Corvyv: Keeping Heart Cells Alive Through a Heart Attack 

Barry Fine, MD, PhD

Barry Fine, MD, PhD

Lead Investigators:

  • Barry Fine, MD, PhD, Assistant Professor of Medicine
  • Donald Landry, MD, PhD, Hamilton Southworth Professor of Medicine

During a heart attack, blood flow to the heart is interrupted leading to irreversible cell death and loss of cardiac muscle. Approximately 12 percent of patients in the United States who have a heart attack will die, and survivors face significant complications including heart failure and arrhythmias. Current therapies focus on mitigating the damage to cardiac muscle by reestablishing blood flow, but there is no therapy that improves muscle survival. To address this gap, Drs. Fine and Landry have developed an approach to treat heart cells with the small molecule APS-062 to prevent cardiac cell death and preserve heart muscle during a heart attack. APS-062 is a small molecule inhibitor of STK25, a kinase that the team has shown to regulate cardiac cell survival. This novel approach to pharmacological inhibition of STK25 has the potential to prevent cardiomyocyte death and improve heart attack outcomes for patients.

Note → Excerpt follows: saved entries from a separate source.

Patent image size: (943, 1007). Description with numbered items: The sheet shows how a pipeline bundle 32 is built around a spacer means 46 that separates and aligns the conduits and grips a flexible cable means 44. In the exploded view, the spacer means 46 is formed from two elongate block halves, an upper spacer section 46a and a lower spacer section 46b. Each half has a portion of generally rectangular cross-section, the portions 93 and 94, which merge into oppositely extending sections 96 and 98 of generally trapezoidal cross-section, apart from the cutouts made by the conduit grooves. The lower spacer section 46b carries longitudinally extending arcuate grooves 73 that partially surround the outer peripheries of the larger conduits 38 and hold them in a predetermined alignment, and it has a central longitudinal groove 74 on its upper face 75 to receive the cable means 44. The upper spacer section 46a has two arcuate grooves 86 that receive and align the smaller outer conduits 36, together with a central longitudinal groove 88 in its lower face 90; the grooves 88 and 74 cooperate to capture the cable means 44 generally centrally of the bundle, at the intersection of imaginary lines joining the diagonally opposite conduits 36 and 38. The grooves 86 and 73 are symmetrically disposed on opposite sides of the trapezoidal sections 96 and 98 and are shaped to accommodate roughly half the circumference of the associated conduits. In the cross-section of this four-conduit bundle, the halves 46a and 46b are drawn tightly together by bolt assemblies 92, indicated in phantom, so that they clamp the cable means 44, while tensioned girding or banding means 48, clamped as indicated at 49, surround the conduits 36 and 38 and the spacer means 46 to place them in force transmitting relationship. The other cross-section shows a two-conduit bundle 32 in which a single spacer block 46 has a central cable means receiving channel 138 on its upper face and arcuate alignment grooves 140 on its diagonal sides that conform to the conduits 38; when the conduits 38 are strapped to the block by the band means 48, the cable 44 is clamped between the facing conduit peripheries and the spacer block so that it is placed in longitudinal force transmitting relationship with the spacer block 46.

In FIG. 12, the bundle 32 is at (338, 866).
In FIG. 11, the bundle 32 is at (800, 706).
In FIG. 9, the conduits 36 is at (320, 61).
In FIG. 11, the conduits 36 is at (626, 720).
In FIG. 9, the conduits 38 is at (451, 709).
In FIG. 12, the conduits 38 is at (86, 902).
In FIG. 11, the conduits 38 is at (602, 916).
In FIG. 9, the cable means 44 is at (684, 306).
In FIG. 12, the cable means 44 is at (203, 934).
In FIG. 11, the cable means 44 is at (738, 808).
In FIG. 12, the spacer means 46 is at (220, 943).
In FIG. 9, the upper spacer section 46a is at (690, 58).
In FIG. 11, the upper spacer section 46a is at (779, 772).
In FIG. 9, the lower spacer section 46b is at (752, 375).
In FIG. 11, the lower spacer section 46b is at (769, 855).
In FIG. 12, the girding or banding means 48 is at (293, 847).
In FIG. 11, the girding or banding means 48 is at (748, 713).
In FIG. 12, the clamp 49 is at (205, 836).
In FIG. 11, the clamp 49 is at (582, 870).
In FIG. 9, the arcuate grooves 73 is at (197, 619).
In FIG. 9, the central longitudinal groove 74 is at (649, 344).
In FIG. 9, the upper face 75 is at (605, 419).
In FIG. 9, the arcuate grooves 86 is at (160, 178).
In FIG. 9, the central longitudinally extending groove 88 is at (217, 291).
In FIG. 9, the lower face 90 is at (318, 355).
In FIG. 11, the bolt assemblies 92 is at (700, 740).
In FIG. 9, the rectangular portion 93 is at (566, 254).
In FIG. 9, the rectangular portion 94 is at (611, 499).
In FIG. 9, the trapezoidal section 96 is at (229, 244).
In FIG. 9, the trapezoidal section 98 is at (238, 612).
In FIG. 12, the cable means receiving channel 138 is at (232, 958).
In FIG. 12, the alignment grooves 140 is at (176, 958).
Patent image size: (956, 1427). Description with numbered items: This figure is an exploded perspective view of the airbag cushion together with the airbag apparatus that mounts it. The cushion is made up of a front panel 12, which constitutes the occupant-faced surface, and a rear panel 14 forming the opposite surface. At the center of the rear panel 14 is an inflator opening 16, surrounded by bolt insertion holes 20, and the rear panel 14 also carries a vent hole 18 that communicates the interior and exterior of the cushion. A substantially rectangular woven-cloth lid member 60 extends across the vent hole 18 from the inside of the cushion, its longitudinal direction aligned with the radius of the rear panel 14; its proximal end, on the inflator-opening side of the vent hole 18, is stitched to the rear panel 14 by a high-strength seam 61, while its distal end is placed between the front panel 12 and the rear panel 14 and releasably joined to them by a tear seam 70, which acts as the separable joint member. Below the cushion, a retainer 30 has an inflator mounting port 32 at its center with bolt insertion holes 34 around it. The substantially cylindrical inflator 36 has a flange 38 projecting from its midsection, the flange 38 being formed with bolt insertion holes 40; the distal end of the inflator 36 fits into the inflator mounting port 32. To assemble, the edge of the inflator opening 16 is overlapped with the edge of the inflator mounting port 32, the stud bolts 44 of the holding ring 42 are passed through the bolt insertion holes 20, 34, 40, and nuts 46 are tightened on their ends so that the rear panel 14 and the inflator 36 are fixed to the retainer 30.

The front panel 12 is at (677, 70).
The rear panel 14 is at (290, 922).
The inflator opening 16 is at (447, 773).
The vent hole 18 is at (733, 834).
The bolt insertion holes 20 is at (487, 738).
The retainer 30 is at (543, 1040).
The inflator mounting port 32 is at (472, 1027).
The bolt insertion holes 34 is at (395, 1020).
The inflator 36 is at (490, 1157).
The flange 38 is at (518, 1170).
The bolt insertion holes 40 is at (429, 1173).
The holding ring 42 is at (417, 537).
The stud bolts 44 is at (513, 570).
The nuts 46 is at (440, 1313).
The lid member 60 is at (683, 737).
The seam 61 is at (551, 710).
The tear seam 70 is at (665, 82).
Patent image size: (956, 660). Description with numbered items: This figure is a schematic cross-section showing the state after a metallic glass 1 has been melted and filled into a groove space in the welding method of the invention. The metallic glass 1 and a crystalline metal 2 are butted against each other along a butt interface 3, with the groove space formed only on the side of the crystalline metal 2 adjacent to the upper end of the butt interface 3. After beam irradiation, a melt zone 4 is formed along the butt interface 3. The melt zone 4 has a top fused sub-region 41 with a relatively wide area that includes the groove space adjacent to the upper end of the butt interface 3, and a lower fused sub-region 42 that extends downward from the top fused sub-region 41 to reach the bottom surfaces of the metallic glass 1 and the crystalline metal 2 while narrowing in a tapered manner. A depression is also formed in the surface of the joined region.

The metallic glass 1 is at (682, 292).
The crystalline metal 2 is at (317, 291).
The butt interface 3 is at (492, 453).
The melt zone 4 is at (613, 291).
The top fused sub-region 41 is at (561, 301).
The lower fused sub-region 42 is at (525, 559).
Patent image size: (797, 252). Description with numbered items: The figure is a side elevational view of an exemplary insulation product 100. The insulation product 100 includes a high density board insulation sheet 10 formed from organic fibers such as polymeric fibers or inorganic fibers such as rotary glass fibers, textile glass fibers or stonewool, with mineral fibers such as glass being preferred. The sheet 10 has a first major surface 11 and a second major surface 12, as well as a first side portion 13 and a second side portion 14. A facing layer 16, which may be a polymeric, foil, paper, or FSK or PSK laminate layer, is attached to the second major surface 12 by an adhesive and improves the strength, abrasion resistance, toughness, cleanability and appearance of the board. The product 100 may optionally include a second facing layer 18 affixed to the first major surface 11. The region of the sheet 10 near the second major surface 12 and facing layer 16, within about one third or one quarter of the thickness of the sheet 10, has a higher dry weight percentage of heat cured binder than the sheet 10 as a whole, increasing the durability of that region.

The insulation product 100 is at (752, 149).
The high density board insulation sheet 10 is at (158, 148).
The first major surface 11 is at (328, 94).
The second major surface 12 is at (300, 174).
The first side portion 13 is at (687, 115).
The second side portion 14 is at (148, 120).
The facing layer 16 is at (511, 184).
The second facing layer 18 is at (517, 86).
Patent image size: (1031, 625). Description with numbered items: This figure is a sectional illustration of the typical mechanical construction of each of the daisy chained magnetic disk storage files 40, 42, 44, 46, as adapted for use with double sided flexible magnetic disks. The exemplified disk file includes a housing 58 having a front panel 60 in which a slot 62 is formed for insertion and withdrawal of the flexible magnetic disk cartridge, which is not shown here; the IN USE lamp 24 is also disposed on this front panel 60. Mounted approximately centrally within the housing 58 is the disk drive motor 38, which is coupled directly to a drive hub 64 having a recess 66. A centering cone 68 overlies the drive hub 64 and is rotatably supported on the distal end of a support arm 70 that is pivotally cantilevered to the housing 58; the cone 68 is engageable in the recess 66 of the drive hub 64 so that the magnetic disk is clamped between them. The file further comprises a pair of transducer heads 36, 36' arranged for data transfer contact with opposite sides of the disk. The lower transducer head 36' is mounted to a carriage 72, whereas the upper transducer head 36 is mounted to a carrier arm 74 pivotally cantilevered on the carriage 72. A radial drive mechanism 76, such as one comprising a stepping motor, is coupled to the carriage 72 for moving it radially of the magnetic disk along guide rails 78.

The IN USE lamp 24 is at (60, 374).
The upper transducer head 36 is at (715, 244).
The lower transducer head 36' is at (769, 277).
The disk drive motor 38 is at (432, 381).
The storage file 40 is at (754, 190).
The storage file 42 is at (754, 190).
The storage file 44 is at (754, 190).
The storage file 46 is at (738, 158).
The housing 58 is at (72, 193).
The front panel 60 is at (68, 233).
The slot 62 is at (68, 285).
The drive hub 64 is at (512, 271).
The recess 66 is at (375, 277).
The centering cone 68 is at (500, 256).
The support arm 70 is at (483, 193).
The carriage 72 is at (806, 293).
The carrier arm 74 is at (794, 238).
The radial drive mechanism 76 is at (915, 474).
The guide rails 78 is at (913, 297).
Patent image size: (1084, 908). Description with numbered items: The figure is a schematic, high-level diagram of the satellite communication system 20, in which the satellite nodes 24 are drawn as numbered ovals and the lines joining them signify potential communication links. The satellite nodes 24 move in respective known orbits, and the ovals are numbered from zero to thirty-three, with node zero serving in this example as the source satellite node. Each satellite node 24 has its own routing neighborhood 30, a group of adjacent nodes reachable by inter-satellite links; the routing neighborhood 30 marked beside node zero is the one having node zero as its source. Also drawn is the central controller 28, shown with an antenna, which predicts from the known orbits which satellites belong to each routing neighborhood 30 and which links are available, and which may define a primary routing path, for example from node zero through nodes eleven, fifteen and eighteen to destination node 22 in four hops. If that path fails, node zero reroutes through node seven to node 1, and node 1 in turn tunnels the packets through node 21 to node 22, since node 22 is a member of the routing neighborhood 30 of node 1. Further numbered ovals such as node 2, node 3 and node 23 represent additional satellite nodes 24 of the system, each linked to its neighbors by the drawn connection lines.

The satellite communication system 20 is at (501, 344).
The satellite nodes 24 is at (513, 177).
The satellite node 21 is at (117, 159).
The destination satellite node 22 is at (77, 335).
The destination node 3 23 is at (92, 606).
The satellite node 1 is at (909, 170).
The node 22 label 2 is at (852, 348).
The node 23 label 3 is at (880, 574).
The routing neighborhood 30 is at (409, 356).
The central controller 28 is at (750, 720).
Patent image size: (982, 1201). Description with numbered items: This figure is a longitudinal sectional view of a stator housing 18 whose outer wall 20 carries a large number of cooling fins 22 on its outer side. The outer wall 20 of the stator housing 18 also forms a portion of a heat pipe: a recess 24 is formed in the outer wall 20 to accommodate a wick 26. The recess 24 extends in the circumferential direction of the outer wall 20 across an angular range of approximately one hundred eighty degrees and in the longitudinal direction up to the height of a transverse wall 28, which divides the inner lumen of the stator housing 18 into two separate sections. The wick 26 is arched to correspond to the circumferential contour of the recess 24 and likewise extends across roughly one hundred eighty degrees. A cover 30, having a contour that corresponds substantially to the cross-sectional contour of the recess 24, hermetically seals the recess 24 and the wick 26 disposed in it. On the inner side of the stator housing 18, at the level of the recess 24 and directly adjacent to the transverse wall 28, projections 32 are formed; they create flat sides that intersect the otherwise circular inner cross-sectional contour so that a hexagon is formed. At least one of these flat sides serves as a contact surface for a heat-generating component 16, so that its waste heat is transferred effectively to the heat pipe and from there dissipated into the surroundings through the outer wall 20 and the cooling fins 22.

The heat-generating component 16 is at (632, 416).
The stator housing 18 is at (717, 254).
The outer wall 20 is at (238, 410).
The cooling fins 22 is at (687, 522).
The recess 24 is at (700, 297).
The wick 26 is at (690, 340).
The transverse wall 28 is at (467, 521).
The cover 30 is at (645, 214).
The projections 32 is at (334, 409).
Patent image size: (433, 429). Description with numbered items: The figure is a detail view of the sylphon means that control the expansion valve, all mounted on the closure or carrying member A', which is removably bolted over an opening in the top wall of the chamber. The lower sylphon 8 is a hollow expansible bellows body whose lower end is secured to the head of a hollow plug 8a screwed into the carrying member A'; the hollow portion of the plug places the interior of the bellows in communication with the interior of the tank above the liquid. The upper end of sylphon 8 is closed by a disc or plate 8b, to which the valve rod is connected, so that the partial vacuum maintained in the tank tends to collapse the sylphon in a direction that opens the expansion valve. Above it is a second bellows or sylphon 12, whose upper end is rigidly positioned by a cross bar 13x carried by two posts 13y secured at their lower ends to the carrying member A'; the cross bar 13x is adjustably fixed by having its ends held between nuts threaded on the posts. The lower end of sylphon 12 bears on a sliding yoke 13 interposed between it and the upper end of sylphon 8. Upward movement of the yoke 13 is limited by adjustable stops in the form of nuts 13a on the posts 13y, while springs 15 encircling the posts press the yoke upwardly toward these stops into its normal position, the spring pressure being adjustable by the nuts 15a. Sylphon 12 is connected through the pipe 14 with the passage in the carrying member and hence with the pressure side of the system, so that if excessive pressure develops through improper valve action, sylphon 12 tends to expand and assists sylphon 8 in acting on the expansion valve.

Cell Therapy for Lung Diseases

Hans-Willem Snoeck, MD, PhD

Hans-Willem Snoeck, MD, PhD

Lead Investigators:

  • Hans-Willem Snoeck, MD, PhD, Byron M. Thomashow Professor of Medicine in Microbiology and Immunology
  • N. Valerio Dorrello, MD, PhD, Associate Professor of Pediatrics

For some lung diseases, including lethal neonatal surfactant deficiency and idiopathic pulmonary fibrosis (IPF), lung transplantation is the only curative treatment available. Yet lung transplantation is costly, is hampered by donor organ shortages, and has a 5-year survival rate of only 60 percent. The team, led by Drs. Snoeck and Dorrello, is designing a one-time cell replacement therapy (CRT) for these conditions that would repair damaged lungs and correct genetic defects. Their approach uses distal lung epithelial progenitors (DLEPs) generated from induced pluripotent stem cells (iPSCs) or embryonic stem cells (ESCs) coupled to conditioning of the recipient lung using de-epithelialization and local irradiation. This approach will address some of the key challenges of cell therapy, including generation of suitable engrafting cells and creating a receptive environment in the recipient. CRT could provide a one-time, life-saving treatment for patients for whom lung transplantation is currently the only curative option that is more universally available and offers a higher probability of long-term survival, and it could potentially be expanded to other lung diseases.


ProteoClear: Combatting Neurodegenerative Disease 

Ai Yamamoto, PhD

Ai Yamamoto, PhD

Lead Investigators: 

  • Ai Yamamoto, PhD, Associate Professor of Neurology and Pathology and Cell Biology 
  • Katherine Croce, PhD, Postdoctoral Research Fellow, Department of Neurology 

Many incurable adult onset neurodegenerative diseases, such as Huntington’s Disease and Parkinson’s Disease, are characterized by abnormal accumulation of protein aggregates in the brain, which results in debilitating symptoms. Drs. Yamamoto and Croce are developing an innovative approach to help cells find and then clear the protein accumulation. They will introduce lncRNA to increase expression of Alfy, a cellular label that directs cells to clear protein aggregates via autophagy—the body’s process of reusing damaged cell parts. The team will initially focus on Huntington’s Disease, a rare, heritable disease that results in motor and cognitive impairment and renders patients unable to care for themselves, with the goal of slowing disease progression and increasing quality of life for patients and families. This technology also has the potential to expand to combat more prevalent disorders such as Parkinson’s Disease and Alzheimer’s Disease.